The situation entered the realm of irony early this year when Jesse Larocque, a master Abenaki basket maker who has received federal grants for his work, was issued a cease and desist order from another federal agency – the Indian Arts and Crafts Board – to stop labeling his work as made by an Abenaki Indian.
During the last legislative session, the Vermont Legislature failed to pass a bill that would have recognized three Abenaki bands after numerous amendments, hearings and Senate support.
Republican state Sen. Vincent Illuzzi, the chair of the Senate Committee on Economic Development and a supporter of state recognition for Vermont’s Abenaki tribes and bands, acknowledged during the process that the issue was muddied by misinformation and fear that state recognition would be followed by casinos.
“There’s a lot of misinformation and bias against the Abenakis.
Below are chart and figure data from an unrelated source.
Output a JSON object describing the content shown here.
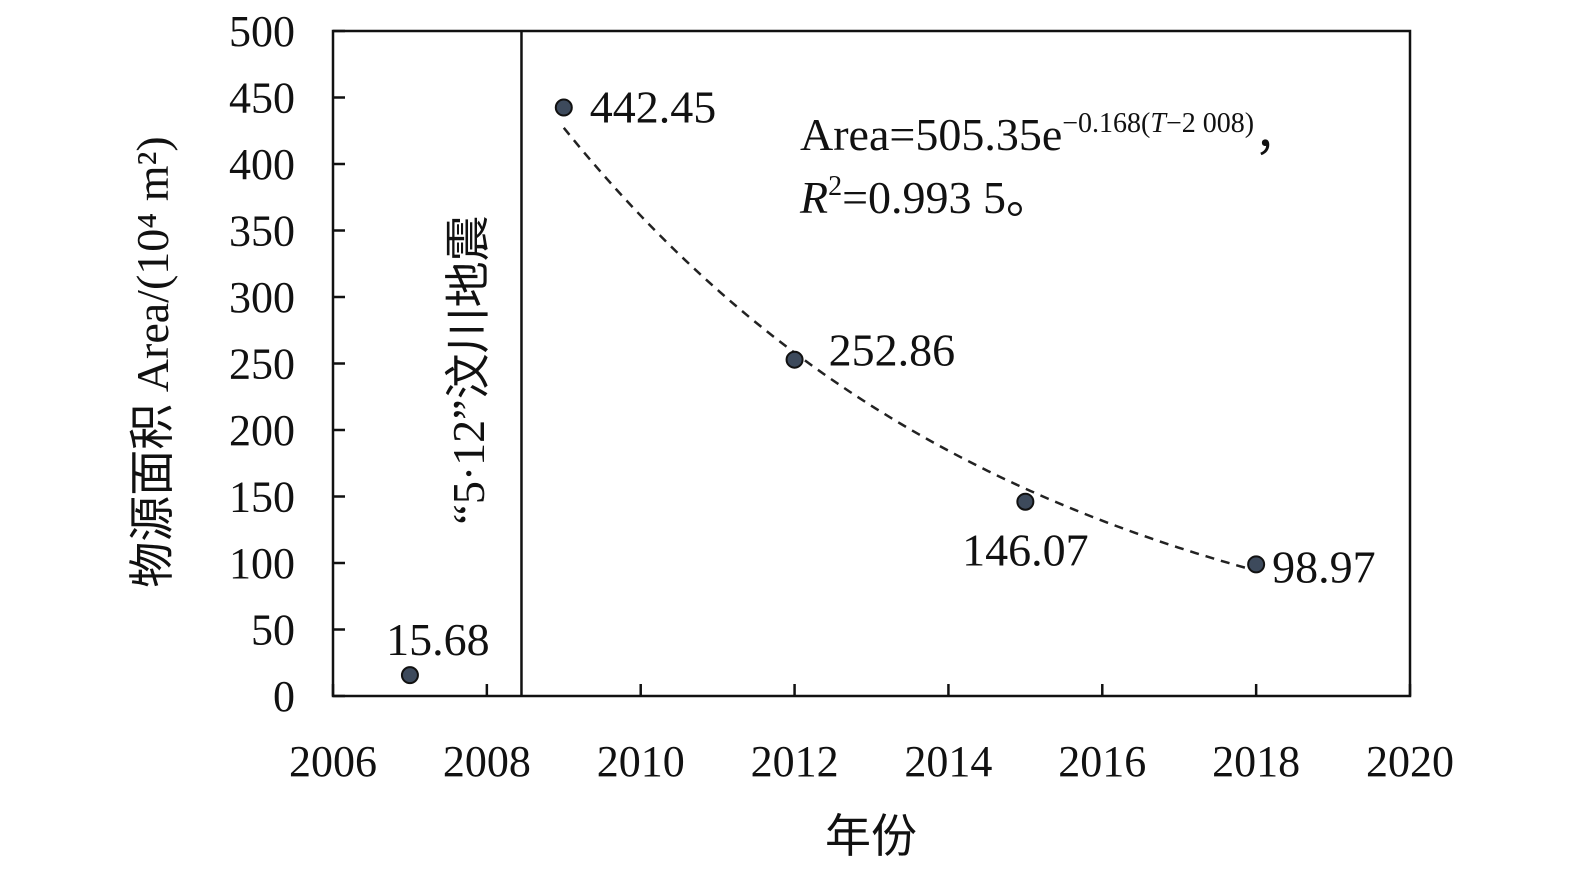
{
  "chart_data": {
    "type": "scatter",
    "title": "",
    "xlabel": "年份",
    "ylabel": "物源面积 Area/(10⁴ m²)",
    "xlim": [
      2006,
      2020
    ],
    "ylim": [
      0,
      500
    ],
    "x_ticks": [
      "2006",
      "2008",
      "2010",
      "2012",
      "2014",
      "2016",
      "2018",
      "2020"
    ],
    "y_ticks": [
      "0",
      "50",
      "100",
      "150",
      "200",
      "250",
      "300",
      "350",
      "400",
      "450",
      "500"
    ],
    "points": [
      {
        "x": 2007,
        "y": 15.68,
        "label": "15.68"
      },
      {
        "x": 2009,
        "y": 442.45,
        "label": "442.45"
      },
      {
        "x": 2012,
        "y": 252.86,
        "label": "252.86"
      },
      {
        "x": 2015,
        "y": 146.07,
        "label": "146.07"
      },
      {
        "x": 2018,
        "y": 98.97,
        "label": "98.97"
      }
    ],
    "fit": {
      "type": "exponential",
      "a": 505.35,
      "b": -0.168,
      "t0": 2008,
      "range": [
        2009,
        2018
      ],
      "style": "dashed",
      "equation_main": "Area=505.35e",
      "equation_exp": "−0.168(",
      "equation_exp_var": "T",
      "equation_exp_rest": "−2 008)",
      "equation_tail": "，",
      "r2_var": "R",
      "r2_sup": "2",
      "r2_text": "=0.993 5。"
    },
    "event": {
      "x": 2008.45,
      "label": "“5·12”汶川地震"
    },
    "grid": false,
    "legend": "none",
    "colors": {
      "marker_fill": "#3d4a5c",
      "marker_stroke": "#111111",
      "axis": "#111111",
      "fit_line": "#222222"
    }
  }
}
I don’t know why or where it’s coming from. It’s very discouraging at times. Some people have been led to think this is going to lead to gaming and Indian reservations and casinos, which is dead wrong, but once these people have these ideas in their heads – and the opponents who are spreading this don’t take the time to do the research – it’s hard to get people on track,’’ Illuzzi told Indian Country Today at the time.
Mitchell said the Legislature’s failure to act was “shameful.”
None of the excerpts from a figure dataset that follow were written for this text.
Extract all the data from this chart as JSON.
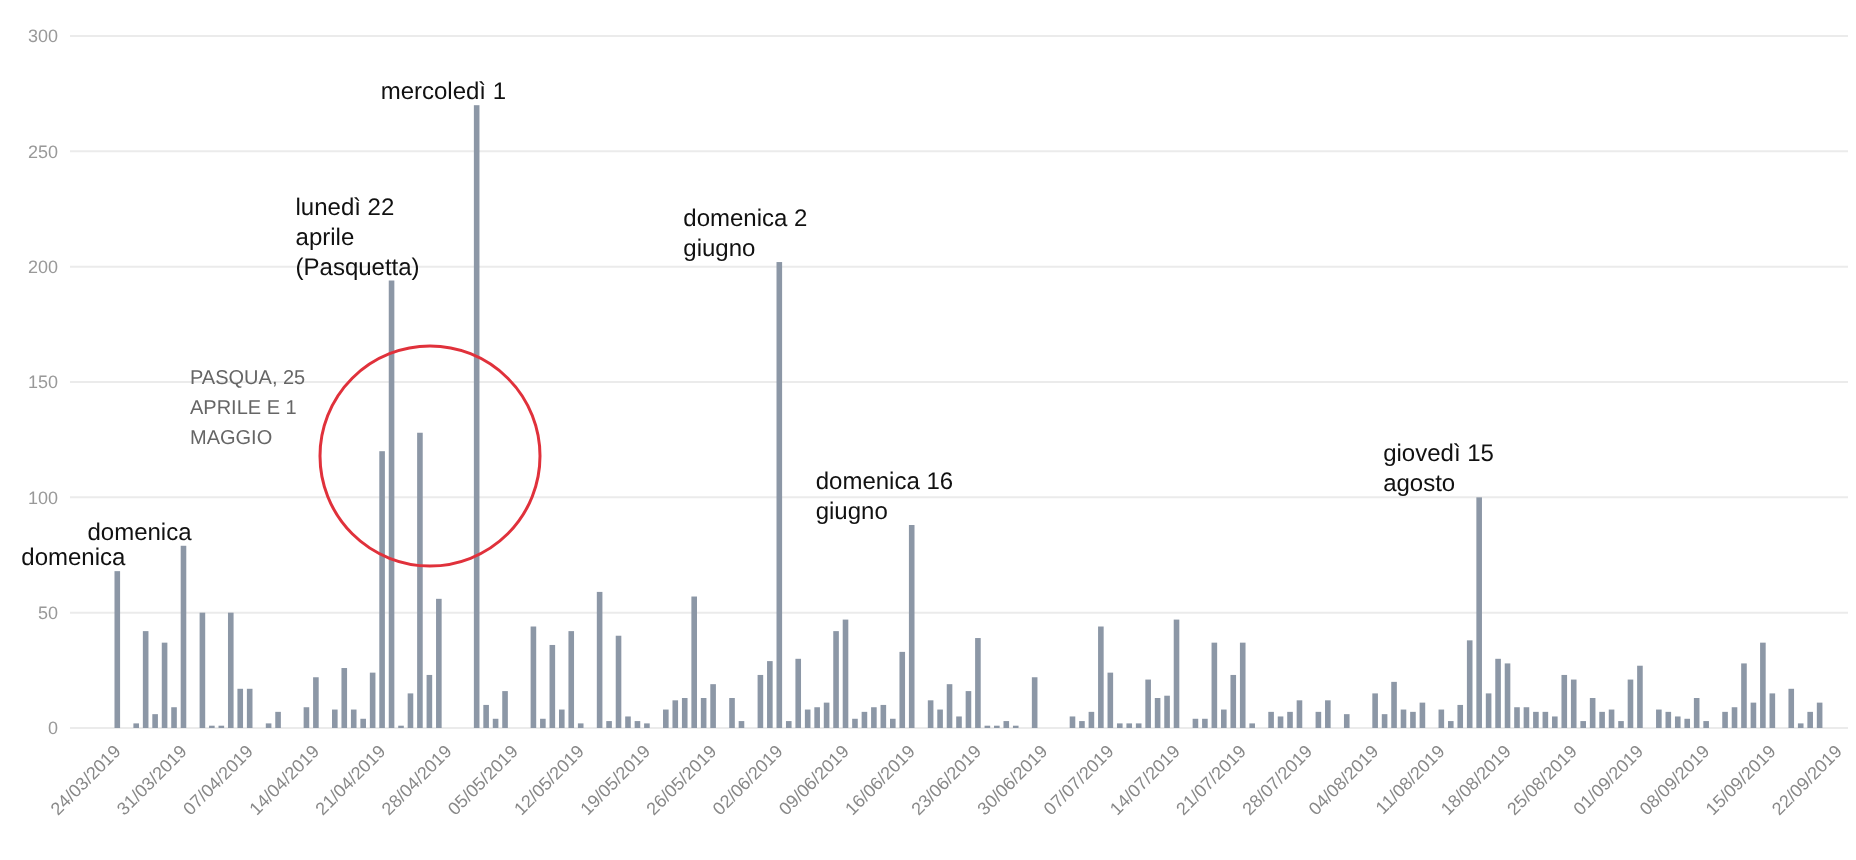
{
  "chart_data": {
    "type": "bar",
    "color": "#8c97a6",
    "x": [
      "2019-03-24",
      "2019-03-25",
      "2019-03-26",
      "2019-03-27",
      "2019-03-28",
      "2019-03-29",
      "2019-03-30",
      "2019-03-31",
      "2019-04-01",
      "2019-04-02",
      "2019-04-03",
      "2019-04-04",
      "2019-04-05",
      "2019-04-06",
      "2019-04-07",
      "2019-04-08",
      "2019-04-09",
      "2019-04-10",
      "2019-04-11",
      "2019-04-12",
      "2019-04-13",
      "2019-04-14",
      "2019-04-15",
      "2019-04-16",
      "2019-04-17",
      "2019-04-18",
      "2019-04-19",
      "2019-04-20",
      "2019-04-21",
      "2019-04-22",
      "2019-04-23",
      "2019-04-24",
      "2019-04-25",
      "2019-04-26",
      "2019-04-27",
      "2019-04-28",
      "2019-04-29",
      "2019-04-30",
      "2019-05-01",
      "2019-05-02",
      "2019-05-03",
      "2019-05-04",
      "2019-05-05",
      "2019-05-06",
      "2019-05-07",
      "2019-05-08",
      "2019-05-09",
      "2019-05-10",
      "2019-05-11",
      "2019-05-12",
      "2019-05-13",
      "2019-05-14",
      "2019-05-15",
      "2019-05-16",
      "2019-05-17",
      "2019-05-18",
      "2019-05-19",
      "2019-05-20",
      "2019-05-21",
      "2019-05-22",
      "2019-05-23",
      "2019-05-24",
      "2019-05-25",
      "2019-05-26",
      "2019-05-27",
      "2019-05-28",
      "2019-05-29",
      "2019-05-30",
      "2019-05-31",
      "2019-06-01",
      "2019-06-02",
      "2019-06-03",
      "2019-06-04",
      "2019-06-05",
      "2019-06-06",
      "2019-06-07",
      "2019-06-08",
      "2019-06-09",
      "2019-06-10",
      "2019-06-11",
      "2019-06-12",
      "2019-06-13",
      "2019-06-14",
      "2019-06-15",
      "2019-06-16",
      "2019-06-17",
      "2019-06-18",
      "2019-06-19",
      "2019-06-20",
      "2019-06-21",
      "2019-06-22",
      "2019-06-23",
      "2019-06-24",
      "2019-06-25",
      "2019-06-26",
      "2019-06-27",
      "2019-06-28",
      "2019-06-29",
      "2019-06-30",
      "2019-07-01",
      "2019-07-02",
      "2019-07-03",
      "2019-07-04",
      "2019-07-05",
      "2019-07-06",
      "2019-07-07",
      "2019-07-08",
      "2019-07-09",
      "2019-07-10",
      "2019-07-11",
      "2019-07-12",
      "2019-07-13",
      "2019-07-14",
      "2019-07-15",
      "2019-07-16",
      "2019-07-17",
      "2019-07-18",
      "2019-07-19",
      "2019-07-20",
      "2019-07-21",
      "2019-07-22",
      "2019-07-23",
      "2019-07-24",
      "2019-07-25",
      "2019-07-26",
      "2019-07-27",
      "2019-07-28",
      "2019-07-29",
      "2019-07-30",
      "2019-07-31",
      "2019-08-01",
      "2019-08-02",
      "2019-08-03",
      "2019-08-04",
      "2019-08-05",
      "2019-08-06",
      "2019-08-07",
      "2019-08-08",
      "2019-08-09",
      "2019-08-10",
      "2019-08-11",
      "2019-08-12",
      "2019-08-13",
      "2019-08-14",
      "2019-08-15",
      "2019-08-16",
      "2019-08-17",
      "2019-08-18",
      "2019-08-19",
      "2019-08-20",
      "2019-08-21",
      "2019-08-22",
      "2019-08-23",
      "2019-08-24",
      "2019-08-25",
      "2019-08-26",
      "2019-08-27",
      "2019-08-28",
      "2019-08-29",
      "2019-08-30",
      "2019-08-31",
      "2019-09-01",
      "2019-09-02",
      "2019-09-03",
      "2019-09-04",
      "2019-09-05",
      "2019-09-06",
      "2019-09-07",
      "2019-09-08",
      "2019-09-09",
      "2019-09-10",
      "2019-09-11",
      "2019-09-12",
      "2019-09-13",
      "2019-09-14",
      "2019-09-15",
      "2019-09-16",
      "2019-09-17",
      "2019-09-18",
      "2019-09-19",
      "2019-09-20"
    ],
    "values": [
      68,
      0,
      2,
      42,
      6,
      37,
      9,
      79,
      0,
      50,
      1,
      1,
      50,
      17,
      17,
      0,
      2,
      7,
      0,
      0,
      9,
      22,
      0,
      8,
      26,
      8,
      4,
      24,
      120,
      194,
      1,
      15,
      128,
      23,
      56,
      0,
      0,
      0,
      270,
      10,
      4,
      16,
      0,
      0,
      44,
      4,
      36,
      8,
      42,
      2,
      0,
      59,
      3,
      40,
      5,
      3,
      2,
      0,
      8,
      12,
      13,
      57,
      13,
      19,
      0,
      13,
      3,
      0,
      23,
      29,
      202,
      3,
      30,
      8,
      9,
      11,
      42,
      47,
      4,
      7,
      9,
      10,
      4,
      33,
      88,
      0,
      12,
      8,
      19,
      5,
      16,
      39,
      1,
      1,
      3,
      1,
      0,
      22,
      0,
      0,
      0,
      5,
      3,
      7,
      44,
      24,
      2,
      2,
      2,
      21,
      13,
      14,
      47,
      0,
      4,
      4,
      37,
      8,
      23,
      37,
      2,
      0,
      7,
      5,
      7,
      12,
      0,
      7,
      12,
      0,
      6,
      0,
      0,
      15,
      6,
      20,
      8,
      7,
      11,
      0,
      8,
      3,
      10,
      38,
      100,
      15,
      30,
      28,
      9,
      9,
      7,
      7,
      5,
      23,
      21,
      3,
      13,
      7,
      8,
      3,
      21,
      27,
      0,
      8,
      7,
      5,
      4,
      13,
      3,
      0,
      7,
      9,
      28,
      11,
      37,
      15,
      0,
      17,
      2,
      7,
      11
    ],
    "xlim": [
      "2019-03-19",
      "2019-09-23"
    ],
    "xticks": [
      {
        "value": "2019-03-24",
        "label": "24/03/2019"
      },
      {
        "value": "2019-03-31",
        "label": "31/03/2019"
      },
      {
        "value": "2019-04-07",
        "label": "07/04/2019"
      },
      {
        "value": "2019-04-14",
        "label": "14/04/2019"
      },
      {
        "value": "2019-04-21",
        "label": "21/04/2019"
      },
      {
        "value": "2019-04-28",
        "label": "28/04/2019"
      },
      {
        "value": "2019-05-05",
        "label": "05/05/2019"
      },
      {
        "value": "2019-05-12",
        "label": "12/05/2019"
      },
      {
        "value": "2019-05-19",
        "label": "19/05/2019"
      },
      {
        "value": "2019-05-26",
        "label": "26/05/2019"
      },
      {
        "value": "2019-06-02",
        "label": "02/06/2019"
      },
      {
        "value": "2019-06-09",
        "label": "09/06/2019"
      },
      {
        "value": "2019-06-16",
        "label": "16/06/2019"
      },
      {
        "value": "2019-06-23",
        "label": "23/06/2019"
      },
      {
        "value": "2019-06-30",
        "label": "30/06/2019"
      },
      {
        "value": "2019-07-07",
        "label": "07/07/2019"
      },
      {
        "value": "2019-07-14",
        "label": "14/07/2019"
      },
      {
        "value": "2019-07-21",
        "label": "21/07/2019"
      },
      {
        "value": "2019-07-28",
        "label": "28/07/2019"
      },
      {
        "value": "2019-08-04",
        "label": "04/08/2019"
      },
      {
        "value": "2019-08-11",
        "label": "11/08/2019"
      },
      {
        "value": "2019-08-18",
        "label": "18/08/2019"
      },
      {
        "value": "2019-08-25",
        "label": "25/08/2019"
      },
      {
        "value": "2019-09-01",
        "label": "01/09/2019"
      },
      {
        "value": "2019-09-08",
        "label": "08/09/2019"
      },
      {
        "value": "2019-09-15",
        "label": "15/09/2019"
      },
      {
        "value": "2019-09-22",
        "label": "22/09/2019"
      }
    ],
    "ylim": [
      0,
      300
    ],
    "yticks": [
      0,
      50,
      100,
      150,
      200,
      250,
      300
    ],
    "grid": "y",
    "annotations": [
      {
        "text": "domenica",
        "x": "2019-03-24",
        "y": 68
      },
      {
        "text": "domenica",
        "x": "2019-03-31",
        "y": 79
      },
      {
        "text": "lunedì 22 aprile (Pasquetta)",
        "x": "2019-04-22",
        "y": 194
      },
      "PASQUA, 25 APRILE E 1 MAGGIO",
      {
        "text": "mercoledì 1",
        "x": "2019-05-01",
        "y": 270
      },
      {
        "text": "domenica 2 giugno",
        "x": "2019-06-02",
        "y": 202
      },
      {
        "text": "domenica 16 giugno",
        "x": "2019-06-16",
        "y": 88
      },
      {
        "text": "giovedì 15 agosto",
        "x": "2019-08-15",
        "y": 100
      }
    ]
  }
}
“To simply not address the recognition issue because of political nuance is nothing short of shameful in the year 2008,” he said in his resignation letter.
In an interview with ICT, Mitchell said he felt relieved to be off the commission.
“After two years of trying to correct S. 117, it failed; … it’s still the Legislature’s fault for creating S. 117 and the Legislature’s fault for not correcting it. I feel relieved. I guess they prematurely created a commission.”
Mitchell had served on an advisory committee for Indian affairs in the early 1990s under former Gov. Howard Dean and noted a world of difference between the two entities.
“The first one had a purpose and it had a community. Three members were appointed by the governor and three were appointed by the tribal council of the St. Francis/Sokoki Band of the Abenaki Nation of Missisquoi. So the community focus back then was the Missisquoi Indians and then when they created S. 117 that became lost and I suppose whatever relationship the state had with the Native community – I don’t see it there anymore.”
The BIA denied the St. Francis Missisquoi Band federal recognition in 2007 after almost three decades of effort – a denial that also enters the realm of irony in view of the fact that the band has received federal funding for education and other purposes for more than 30 years. Even the tribe’s Web site – – was federally funded.
Mitchell said he had declined a telephone offer during the summer from the governor’s office to be reappointed to the commission, but there was no follow-up. He was under the impression that his term had expired on July 31, but then discovered a statute indicating his term would be extended to March 1, 2009, since the governor had taken no action to appoint his replacement.
“I have no desire to convene the current commission and in respect to the Abenaki peoples. I am stepping down as chair of the Vermont Commission on Native American Affairs, since lack of respect by the Vermont Legislature leaves me no other choice,” Mitchell told the governor in his resignation letter.